Die Auseinandersetzung mit dem Nationalsozialismus intensivierte sich erst in den 1960er- und 1970er-Jahren, und sie bildet einen Mittelpunkt der dritten Sektion. Das ist naheliegend, mussten sich doch beide deutsche Staaten mit einer unliebsamen Vergangenheit arrangieren, auch wenn sie dies systembedingt auf unterschiedliche und konkurrierende Weise taten. Entsetzen über die NS-Gewaltherrschaft und Empörung über ihre fehlende Aufarbeitung wurden zumindest nur auf der und für die westdeutsche Seite grell hervorgehoben, woran sich gelegentlich auch eine markante Kapitalismuskritik anschloss. Die Ausstellung zeigt aus der Bundesrepublik Werke von Georg Baselitz („Bild für die Väter“, 1965), Thomas Bayrle („Nürnberger Orgie“, 1966), Markus Lüpertz („Dithyramb“, 1964), Gerhard Richter („Onkel Rudi“, 1965) oder Wolf Vostell („Auschwitz-Scheinwerfer 568“, 1958), denen das oft leidenschaftliche Bemühen um Aufklärung, Erinnerung und Anklage gemeinsam ist. Und ein solches Engagement wurde noch bis in die 1980er-Jahre fortgeschrieben, wie etwa die Bilder von so unterschiedlichen Künstlern wie Anselm Kiefer („Varus“, 1980), Olaf Metzel („Türkenwohnung. Abstand 12 000 DM VB“, 1982) oder Albert Oehlen („Führerhauptquartier“, 1984) erkennen lassen.

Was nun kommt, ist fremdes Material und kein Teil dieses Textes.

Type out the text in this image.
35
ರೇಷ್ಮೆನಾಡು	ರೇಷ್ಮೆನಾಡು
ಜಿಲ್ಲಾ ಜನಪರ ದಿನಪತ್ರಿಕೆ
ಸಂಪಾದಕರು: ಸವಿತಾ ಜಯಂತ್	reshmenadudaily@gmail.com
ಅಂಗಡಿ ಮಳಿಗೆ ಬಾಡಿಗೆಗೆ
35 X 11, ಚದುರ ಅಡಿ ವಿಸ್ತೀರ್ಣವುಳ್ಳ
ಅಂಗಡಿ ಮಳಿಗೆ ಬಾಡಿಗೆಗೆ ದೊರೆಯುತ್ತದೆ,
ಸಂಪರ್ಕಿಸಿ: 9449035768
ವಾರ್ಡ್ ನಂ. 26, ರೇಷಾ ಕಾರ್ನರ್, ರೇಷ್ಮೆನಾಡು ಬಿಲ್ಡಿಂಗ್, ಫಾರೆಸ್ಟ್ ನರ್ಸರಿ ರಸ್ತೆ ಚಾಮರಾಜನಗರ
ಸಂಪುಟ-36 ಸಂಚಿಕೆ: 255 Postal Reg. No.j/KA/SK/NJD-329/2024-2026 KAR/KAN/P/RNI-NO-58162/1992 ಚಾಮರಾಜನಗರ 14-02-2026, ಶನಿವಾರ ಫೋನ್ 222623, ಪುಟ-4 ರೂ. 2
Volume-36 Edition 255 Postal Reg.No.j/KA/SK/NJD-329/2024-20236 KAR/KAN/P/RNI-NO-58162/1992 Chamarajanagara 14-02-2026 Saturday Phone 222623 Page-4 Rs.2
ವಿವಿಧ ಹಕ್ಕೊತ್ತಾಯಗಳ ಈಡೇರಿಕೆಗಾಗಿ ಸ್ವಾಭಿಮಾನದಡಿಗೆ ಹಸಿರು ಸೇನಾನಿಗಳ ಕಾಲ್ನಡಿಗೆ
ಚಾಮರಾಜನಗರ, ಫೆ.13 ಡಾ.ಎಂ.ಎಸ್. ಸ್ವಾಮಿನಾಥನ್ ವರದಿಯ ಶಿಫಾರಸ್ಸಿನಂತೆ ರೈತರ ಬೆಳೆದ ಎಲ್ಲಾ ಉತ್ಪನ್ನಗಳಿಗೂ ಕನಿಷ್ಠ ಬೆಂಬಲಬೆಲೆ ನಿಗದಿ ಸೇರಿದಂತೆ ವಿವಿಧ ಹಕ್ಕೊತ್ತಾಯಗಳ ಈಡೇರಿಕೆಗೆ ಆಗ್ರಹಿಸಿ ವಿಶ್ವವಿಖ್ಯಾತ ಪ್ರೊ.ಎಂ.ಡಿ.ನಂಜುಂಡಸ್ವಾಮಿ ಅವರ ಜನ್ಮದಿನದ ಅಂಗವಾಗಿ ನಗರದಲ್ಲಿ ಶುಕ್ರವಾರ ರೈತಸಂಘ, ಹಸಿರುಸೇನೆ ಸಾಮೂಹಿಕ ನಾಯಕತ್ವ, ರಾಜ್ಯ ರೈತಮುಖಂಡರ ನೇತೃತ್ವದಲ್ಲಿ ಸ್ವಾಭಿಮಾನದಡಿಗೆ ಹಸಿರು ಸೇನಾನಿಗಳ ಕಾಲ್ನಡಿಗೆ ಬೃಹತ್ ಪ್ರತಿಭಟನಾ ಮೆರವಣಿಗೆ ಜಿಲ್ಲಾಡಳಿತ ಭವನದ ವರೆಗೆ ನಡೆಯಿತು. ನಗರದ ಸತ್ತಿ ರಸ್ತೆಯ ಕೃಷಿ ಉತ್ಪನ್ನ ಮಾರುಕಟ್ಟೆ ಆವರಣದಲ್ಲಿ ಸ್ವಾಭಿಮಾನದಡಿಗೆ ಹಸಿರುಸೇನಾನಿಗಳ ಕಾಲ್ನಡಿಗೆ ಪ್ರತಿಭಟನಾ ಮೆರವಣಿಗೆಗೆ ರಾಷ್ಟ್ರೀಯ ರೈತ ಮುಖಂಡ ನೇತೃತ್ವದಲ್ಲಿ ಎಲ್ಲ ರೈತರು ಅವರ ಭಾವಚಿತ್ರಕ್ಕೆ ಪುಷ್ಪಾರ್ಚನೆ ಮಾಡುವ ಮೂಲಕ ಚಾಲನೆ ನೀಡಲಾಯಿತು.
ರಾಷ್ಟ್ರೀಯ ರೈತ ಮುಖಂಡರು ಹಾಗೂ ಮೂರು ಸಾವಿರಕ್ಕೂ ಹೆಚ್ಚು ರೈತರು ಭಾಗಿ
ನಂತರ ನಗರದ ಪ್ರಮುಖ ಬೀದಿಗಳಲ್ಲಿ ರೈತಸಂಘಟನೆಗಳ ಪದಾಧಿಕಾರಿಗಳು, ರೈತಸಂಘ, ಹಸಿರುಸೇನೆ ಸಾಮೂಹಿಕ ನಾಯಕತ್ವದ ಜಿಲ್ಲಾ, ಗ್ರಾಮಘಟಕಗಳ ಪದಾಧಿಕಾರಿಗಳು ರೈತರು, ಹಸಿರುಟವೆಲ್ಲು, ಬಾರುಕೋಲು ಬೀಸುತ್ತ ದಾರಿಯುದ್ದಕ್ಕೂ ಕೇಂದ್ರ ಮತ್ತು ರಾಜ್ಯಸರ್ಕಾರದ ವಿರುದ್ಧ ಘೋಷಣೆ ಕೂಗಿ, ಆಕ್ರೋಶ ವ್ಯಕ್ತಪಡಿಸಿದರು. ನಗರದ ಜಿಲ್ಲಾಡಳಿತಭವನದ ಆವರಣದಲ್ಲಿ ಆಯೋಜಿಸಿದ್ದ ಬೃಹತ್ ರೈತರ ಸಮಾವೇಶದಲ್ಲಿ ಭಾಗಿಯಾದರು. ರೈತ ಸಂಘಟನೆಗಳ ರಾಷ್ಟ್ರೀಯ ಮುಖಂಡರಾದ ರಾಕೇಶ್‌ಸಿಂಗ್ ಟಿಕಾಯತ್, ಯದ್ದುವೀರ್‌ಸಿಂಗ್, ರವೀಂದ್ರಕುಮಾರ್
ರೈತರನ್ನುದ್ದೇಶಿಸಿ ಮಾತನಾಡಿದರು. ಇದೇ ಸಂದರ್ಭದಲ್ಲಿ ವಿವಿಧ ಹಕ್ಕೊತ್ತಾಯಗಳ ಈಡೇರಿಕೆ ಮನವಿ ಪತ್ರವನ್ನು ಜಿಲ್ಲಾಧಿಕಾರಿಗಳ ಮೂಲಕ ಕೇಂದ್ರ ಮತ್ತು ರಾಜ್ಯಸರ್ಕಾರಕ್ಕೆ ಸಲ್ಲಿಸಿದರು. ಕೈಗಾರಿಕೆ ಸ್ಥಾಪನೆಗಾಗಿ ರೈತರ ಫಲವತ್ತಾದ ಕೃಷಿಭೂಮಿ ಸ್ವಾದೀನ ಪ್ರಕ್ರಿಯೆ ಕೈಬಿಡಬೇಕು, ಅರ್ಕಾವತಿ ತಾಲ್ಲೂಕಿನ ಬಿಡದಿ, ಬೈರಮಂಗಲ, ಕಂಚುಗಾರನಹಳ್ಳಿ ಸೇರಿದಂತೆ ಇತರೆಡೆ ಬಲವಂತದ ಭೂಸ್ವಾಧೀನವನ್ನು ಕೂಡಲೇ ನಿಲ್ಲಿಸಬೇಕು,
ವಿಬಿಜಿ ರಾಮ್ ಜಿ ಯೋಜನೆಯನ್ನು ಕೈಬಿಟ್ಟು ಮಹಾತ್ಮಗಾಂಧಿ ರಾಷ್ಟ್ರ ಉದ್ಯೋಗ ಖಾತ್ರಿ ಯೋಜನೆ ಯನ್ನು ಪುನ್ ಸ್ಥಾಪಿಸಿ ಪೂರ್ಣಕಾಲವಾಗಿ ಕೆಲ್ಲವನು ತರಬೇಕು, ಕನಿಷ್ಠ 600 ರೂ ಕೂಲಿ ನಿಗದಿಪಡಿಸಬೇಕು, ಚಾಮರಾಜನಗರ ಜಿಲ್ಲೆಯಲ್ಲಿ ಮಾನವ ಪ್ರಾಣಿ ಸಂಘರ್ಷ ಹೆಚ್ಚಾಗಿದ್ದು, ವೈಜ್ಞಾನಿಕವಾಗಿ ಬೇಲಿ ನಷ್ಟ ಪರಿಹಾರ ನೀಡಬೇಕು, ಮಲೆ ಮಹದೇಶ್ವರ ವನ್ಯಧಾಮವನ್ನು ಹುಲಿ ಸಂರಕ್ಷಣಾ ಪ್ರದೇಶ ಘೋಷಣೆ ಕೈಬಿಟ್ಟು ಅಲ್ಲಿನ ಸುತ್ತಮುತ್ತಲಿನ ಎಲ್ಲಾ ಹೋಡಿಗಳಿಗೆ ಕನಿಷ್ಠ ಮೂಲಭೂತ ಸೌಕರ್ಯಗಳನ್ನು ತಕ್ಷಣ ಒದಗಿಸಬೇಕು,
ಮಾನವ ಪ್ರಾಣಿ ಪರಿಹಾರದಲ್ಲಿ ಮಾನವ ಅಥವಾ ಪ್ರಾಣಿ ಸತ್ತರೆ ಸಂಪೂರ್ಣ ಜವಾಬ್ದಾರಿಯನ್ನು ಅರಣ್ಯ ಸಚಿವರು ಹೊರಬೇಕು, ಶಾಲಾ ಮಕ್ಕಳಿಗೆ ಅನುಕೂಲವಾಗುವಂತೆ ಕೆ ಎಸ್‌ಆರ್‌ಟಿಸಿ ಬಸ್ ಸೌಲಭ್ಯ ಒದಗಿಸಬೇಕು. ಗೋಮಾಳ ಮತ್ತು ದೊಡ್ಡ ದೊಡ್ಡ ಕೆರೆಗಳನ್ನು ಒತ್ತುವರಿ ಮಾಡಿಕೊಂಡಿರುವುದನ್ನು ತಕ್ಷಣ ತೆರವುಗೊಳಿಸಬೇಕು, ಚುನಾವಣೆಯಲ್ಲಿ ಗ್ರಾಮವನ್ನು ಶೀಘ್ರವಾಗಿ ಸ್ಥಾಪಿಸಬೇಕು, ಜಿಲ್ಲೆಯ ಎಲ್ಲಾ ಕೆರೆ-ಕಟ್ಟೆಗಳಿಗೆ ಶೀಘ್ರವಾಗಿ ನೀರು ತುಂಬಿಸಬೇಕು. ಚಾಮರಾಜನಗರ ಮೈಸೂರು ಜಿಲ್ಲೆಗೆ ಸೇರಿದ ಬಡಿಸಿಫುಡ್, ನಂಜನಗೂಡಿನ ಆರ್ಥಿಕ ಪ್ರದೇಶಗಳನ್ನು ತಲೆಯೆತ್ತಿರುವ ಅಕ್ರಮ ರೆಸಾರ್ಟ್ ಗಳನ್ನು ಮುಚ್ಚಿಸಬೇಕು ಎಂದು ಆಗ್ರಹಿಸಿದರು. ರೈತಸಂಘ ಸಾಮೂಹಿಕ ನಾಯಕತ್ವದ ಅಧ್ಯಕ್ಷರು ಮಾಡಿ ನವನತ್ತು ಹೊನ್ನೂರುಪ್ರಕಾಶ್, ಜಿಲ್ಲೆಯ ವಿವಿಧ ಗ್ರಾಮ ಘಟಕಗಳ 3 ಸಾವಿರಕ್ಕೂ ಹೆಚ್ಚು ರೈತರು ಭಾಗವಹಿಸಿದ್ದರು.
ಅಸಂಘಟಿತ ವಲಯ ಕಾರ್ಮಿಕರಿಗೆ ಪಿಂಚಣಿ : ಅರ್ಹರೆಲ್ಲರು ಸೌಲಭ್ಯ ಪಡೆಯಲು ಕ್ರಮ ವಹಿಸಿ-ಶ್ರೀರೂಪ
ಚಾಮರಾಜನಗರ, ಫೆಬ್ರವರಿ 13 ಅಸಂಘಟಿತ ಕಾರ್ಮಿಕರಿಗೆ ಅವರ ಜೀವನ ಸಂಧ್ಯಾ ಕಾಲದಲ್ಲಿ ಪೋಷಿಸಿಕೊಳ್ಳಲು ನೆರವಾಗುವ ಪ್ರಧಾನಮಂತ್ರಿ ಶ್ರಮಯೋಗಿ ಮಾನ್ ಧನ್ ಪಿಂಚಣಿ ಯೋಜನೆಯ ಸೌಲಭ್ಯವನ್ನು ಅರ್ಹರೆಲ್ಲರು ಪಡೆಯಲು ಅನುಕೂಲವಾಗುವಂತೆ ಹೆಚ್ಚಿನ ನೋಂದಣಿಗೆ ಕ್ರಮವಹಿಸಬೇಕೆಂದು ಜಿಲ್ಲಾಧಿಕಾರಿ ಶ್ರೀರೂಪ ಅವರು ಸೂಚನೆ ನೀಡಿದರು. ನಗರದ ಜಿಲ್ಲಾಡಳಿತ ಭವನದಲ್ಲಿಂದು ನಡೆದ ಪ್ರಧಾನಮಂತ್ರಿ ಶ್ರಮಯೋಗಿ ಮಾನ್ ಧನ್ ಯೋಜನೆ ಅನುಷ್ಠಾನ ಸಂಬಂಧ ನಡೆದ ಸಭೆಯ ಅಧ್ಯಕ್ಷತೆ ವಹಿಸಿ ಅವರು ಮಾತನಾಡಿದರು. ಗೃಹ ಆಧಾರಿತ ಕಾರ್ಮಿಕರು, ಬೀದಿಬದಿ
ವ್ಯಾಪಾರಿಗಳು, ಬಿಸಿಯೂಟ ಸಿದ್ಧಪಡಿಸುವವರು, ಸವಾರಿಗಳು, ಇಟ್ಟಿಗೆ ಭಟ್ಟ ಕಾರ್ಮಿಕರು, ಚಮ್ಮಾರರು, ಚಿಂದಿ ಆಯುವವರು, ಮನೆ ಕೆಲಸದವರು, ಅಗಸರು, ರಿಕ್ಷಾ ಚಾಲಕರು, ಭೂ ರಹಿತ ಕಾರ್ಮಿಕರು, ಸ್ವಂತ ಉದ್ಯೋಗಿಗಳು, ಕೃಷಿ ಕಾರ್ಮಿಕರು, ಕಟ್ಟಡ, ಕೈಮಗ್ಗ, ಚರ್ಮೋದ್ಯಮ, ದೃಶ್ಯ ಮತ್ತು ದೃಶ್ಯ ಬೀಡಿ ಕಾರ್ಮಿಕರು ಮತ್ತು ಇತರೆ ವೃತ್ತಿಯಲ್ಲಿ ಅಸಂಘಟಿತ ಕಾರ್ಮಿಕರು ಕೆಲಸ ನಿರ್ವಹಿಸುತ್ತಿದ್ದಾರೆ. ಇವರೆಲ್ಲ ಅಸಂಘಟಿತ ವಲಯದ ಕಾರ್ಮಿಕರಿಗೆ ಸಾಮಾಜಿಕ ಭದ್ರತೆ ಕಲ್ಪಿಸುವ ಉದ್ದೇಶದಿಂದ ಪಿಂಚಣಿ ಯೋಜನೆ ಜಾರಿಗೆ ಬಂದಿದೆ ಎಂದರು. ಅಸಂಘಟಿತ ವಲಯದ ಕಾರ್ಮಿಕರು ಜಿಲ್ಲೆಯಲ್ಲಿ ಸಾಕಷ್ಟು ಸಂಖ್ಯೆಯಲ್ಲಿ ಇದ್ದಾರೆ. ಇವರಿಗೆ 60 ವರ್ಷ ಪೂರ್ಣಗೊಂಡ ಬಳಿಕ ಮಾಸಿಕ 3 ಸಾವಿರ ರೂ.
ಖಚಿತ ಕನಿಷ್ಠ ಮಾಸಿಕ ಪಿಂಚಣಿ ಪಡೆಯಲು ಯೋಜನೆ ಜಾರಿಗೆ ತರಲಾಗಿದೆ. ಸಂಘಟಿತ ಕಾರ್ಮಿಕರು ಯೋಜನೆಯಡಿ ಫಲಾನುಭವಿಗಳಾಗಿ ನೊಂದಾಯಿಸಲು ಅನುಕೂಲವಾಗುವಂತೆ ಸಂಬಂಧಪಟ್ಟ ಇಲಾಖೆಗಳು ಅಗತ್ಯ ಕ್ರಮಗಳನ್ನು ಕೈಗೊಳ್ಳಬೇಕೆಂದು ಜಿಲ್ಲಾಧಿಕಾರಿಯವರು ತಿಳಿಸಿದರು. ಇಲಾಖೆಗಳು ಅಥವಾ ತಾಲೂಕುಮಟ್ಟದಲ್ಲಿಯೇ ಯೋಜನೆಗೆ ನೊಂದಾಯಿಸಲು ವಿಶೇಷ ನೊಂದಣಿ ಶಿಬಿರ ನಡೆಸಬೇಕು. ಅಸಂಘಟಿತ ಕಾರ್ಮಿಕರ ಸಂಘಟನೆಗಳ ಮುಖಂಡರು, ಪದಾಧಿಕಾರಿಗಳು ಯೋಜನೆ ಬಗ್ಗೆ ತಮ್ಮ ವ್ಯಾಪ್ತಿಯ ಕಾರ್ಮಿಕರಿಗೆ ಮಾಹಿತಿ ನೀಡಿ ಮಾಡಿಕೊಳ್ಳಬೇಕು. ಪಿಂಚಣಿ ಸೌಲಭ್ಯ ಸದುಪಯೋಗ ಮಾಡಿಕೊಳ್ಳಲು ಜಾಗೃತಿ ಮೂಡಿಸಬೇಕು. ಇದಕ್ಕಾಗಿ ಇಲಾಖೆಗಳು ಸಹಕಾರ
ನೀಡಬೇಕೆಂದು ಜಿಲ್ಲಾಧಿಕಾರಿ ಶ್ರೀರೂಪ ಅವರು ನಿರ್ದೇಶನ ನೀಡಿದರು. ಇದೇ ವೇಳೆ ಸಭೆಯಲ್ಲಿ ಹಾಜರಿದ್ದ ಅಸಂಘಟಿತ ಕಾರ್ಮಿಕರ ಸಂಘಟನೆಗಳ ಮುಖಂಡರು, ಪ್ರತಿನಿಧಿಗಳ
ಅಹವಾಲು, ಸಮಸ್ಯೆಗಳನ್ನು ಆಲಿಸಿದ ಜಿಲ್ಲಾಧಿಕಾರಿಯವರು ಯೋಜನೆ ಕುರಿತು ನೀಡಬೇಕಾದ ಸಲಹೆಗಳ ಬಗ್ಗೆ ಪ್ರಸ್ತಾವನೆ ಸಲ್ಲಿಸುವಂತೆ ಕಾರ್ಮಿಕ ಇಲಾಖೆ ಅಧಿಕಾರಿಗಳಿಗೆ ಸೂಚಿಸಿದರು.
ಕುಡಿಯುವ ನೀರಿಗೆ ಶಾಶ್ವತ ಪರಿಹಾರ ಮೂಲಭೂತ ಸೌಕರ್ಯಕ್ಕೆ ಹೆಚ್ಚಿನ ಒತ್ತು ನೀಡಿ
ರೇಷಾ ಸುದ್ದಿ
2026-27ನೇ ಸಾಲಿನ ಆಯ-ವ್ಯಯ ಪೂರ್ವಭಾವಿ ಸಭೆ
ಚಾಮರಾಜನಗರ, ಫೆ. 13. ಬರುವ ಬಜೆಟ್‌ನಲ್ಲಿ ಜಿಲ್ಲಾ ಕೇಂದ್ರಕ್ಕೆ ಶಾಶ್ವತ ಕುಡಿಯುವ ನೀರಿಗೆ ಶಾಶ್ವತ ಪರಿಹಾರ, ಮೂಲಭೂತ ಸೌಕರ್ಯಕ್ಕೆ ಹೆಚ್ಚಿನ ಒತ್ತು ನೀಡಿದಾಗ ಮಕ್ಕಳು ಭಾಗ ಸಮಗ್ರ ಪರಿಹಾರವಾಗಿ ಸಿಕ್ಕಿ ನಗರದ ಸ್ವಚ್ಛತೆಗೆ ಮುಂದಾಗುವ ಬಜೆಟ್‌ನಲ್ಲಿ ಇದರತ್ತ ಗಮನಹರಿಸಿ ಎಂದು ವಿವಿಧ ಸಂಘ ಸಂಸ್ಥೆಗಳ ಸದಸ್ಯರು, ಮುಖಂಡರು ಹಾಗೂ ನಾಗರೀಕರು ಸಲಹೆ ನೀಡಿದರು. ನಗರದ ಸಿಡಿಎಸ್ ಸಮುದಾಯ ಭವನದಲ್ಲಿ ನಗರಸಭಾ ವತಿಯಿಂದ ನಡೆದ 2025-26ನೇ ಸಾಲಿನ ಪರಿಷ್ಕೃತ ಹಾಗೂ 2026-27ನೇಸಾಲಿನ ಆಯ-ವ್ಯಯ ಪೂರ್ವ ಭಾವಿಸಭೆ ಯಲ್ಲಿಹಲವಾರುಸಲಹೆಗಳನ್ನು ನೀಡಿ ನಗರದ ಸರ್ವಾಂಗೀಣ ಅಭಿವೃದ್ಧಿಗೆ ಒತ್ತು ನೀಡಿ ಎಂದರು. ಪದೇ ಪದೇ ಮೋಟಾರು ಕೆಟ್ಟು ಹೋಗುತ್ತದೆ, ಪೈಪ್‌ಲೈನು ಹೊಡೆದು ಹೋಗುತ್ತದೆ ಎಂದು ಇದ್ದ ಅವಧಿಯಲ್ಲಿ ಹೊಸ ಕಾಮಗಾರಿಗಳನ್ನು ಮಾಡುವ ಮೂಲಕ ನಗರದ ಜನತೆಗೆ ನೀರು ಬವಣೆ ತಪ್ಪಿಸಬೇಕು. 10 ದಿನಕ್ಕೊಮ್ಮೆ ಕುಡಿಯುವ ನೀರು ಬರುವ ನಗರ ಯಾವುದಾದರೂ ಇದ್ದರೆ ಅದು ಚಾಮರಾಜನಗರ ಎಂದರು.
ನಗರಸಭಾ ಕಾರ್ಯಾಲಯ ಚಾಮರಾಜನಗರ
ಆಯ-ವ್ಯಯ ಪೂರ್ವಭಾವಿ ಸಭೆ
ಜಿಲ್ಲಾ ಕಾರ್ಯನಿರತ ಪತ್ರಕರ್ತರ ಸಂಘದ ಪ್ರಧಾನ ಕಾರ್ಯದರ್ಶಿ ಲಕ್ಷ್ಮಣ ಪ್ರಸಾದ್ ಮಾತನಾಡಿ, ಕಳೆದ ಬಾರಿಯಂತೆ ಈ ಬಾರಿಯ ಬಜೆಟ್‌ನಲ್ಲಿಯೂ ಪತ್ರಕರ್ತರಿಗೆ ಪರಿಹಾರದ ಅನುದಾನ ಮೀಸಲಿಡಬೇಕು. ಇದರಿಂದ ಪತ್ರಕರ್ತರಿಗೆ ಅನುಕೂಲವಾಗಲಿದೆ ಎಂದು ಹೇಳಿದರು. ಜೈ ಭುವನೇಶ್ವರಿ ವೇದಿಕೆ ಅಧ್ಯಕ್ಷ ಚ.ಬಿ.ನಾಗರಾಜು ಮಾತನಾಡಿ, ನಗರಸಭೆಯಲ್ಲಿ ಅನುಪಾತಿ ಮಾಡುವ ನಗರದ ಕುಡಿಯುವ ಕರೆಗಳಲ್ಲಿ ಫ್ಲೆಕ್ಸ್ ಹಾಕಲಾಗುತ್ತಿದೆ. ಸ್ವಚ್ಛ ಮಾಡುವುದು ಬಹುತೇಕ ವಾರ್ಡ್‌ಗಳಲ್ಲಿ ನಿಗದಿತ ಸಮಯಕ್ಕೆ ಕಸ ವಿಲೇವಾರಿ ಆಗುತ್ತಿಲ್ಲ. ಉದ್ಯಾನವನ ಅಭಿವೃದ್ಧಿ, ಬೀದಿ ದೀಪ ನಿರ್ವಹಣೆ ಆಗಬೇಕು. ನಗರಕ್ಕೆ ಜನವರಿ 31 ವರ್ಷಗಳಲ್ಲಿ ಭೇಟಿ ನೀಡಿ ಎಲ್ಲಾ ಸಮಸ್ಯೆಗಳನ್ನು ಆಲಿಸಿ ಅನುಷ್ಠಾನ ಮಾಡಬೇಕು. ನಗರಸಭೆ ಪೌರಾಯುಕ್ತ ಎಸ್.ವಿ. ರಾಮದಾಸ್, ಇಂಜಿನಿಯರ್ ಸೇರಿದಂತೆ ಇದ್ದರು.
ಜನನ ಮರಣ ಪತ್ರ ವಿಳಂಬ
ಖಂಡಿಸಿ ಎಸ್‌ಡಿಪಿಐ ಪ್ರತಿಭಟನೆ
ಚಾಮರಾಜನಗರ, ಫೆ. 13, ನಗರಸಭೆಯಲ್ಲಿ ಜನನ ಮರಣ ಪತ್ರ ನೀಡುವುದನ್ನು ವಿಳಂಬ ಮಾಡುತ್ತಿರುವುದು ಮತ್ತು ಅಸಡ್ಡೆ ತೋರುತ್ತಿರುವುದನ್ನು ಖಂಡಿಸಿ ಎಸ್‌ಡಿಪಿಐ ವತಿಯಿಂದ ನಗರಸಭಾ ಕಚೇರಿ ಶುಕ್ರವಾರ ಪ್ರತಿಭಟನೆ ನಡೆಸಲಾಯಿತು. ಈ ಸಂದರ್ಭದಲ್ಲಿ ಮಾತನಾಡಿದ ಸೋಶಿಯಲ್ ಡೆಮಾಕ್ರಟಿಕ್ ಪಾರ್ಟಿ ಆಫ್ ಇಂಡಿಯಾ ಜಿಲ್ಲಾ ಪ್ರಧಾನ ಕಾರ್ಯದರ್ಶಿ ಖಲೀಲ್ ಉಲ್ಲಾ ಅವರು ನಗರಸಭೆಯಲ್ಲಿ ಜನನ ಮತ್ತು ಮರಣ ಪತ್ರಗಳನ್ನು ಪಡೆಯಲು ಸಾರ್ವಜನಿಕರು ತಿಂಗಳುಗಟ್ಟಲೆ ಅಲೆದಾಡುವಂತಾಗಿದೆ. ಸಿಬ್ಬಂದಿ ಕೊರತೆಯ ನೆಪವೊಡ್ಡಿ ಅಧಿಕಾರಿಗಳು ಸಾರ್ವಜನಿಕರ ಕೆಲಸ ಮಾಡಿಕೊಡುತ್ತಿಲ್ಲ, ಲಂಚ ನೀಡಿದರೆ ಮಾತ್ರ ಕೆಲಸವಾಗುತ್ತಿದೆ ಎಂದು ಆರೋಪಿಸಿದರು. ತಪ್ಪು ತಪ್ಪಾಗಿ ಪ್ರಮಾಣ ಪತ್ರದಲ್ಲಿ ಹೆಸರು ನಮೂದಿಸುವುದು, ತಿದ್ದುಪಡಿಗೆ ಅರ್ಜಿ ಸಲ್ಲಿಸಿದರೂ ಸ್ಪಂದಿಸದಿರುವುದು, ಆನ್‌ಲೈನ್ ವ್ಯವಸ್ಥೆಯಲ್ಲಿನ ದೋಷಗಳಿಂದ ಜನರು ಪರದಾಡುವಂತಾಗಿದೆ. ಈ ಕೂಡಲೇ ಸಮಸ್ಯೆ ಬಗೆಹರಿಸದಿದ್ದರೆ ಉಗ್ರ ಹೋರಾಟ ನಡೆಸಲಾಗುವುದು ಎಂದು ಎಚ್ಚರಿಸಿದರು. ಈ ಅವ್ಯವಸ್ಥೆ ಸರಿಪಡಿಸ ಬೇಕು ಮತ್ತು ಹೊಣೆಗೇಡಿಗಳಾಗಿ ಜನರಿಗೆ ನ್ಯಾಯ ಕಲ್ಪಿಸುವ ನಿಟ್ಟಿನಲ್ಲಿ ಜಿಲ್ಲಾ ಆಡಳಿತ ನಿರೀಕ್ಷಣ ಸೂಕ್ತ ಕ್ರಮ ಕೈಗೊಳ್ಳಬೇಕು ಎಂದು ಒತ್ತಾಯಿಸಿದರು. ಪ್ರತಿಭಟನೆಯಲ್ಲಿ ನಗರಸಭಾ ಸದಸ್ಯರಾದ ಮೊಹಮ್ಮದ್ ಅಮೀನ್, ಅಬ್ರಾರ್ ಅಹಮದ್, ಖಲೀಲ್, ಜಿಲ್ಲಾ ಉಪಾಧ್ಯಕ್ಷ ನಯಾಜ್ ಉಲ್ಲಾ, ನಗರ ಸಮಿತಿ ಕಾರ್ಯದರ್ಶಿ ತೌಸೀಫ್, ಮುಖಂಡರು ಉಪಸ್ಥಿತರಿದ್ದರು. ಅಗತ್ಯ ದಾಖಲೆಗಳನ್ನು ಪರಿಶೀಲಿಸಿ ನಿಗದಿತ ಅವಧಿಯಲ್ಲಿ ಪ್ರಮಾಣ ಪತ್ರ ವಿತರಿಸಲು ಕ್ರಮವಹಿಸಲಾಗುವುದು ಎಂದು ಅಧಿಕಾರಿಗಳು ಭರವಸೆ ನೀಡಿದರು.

Deutlich wird in dieser Sektion auch, dass die Querbezüge zwischen beiden deutschen Staaten nachließen. Zwar gab es eine ganze Reihe von Künstlern, die aus der DDR in die Bundesrepublik übersiedelten und diese Erfahrung in ihren Arbeiten thematisierten. Doch daneben sind Bezugnahmen auf den jeweils anderen deutschen Staat oder gar die Vision deutscher Einheit immer seltener anzutreffen. Zu den Ausnahmen zählen etwa Jörg Immendorffs „Café Deutschland“, von dem je nach Ausstellungsort verschiedene Fassungen präsentiert werden (1977/78, 1980), oder auch Hans Haackes „Weite und Vielfalt der Brigade Ludwig“ (1984).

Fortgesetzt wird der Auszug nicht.